Híbrido entre lo agrícola y lo doméstico, el invernadero es un escenario siamés para la vida vegetal y humana. Dos cuerpos adyacentes son gemelos perfectamente asimétricos: mitad invernadero y mitad salón exterior. Su adyacencia favorece una cierta simbiosis entre dos funciones disímiles: un interior para las plantas y un exterior para las personas. La adyacencia de la sala de estar al invernadero produce un microclima que condiciona la sala de estar abierta durante todo el año. La fruta va a la mesa; las manos limpian las hojas.
La arquitectura se inspira en el lenguaje vernáculo de los alrededores, como diccionario de formas y actitudes ante las estructuras temporales. El carácter tipológico del añadido emerge como toldo, antepatio o sobreedificio -un poco inestable pero necesario- como estrategias de sombreado, ventilación, iluminación natural y modulación.
El zócalo de los suelos, los muros y la chimenea se construyen como objetos firmes y monolíticos, impermeables al paso del tiempo. Un zócalo de ladrillo se eleva hasta los 2 metros, constituyendo una línea de referencia para los elementos funcionales. Este invernadero para plantas y humanos está construido con ladrillo recocho, que es un ladrillo recocido reutilizado, recuperado durante meses de los desechos de las ladrilleras locales.

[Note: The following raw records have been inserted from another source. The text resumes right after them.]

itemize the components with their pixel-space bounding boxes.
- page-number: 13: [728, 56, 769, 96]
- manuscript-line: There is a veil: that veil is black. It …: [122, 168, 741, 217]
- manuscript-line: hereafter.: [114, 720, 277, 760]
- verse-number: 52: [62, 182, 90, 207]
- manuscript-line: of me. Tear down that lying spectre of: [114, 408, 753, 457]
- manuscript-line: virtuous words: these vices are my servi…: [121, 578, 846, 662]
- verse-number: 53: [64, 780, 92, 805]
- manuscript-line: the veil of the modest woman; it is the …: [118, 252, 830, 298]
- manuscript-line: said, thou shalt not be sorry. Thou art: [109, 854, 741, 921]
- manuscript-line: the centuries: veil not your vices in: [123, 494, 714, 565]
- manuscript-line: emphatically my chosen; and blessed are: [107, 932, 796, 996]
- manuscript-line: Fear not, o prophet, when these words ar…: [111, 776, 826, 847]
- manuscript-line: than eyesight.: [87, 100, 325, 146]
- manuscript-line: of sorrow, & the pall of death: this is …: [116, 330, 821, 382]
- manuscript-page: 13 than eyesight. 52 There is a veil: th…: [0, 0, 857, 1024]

El montaje de la estructura metálica, elemental y diáfana, sugiere la transmutabilidad de su ligereza. Su humilde escala permite abastecerse de los recortes de las infraestructuras agrícolas cercanas. Ahora es un invernadero, pero en el futuro podría desmontarse y tener otra vida. Podría darse cualquier número de configuraciones o permutaciones en las que estos espacios adyacentes asumieran otras funciones o se fusionaran entre sí como uno solo.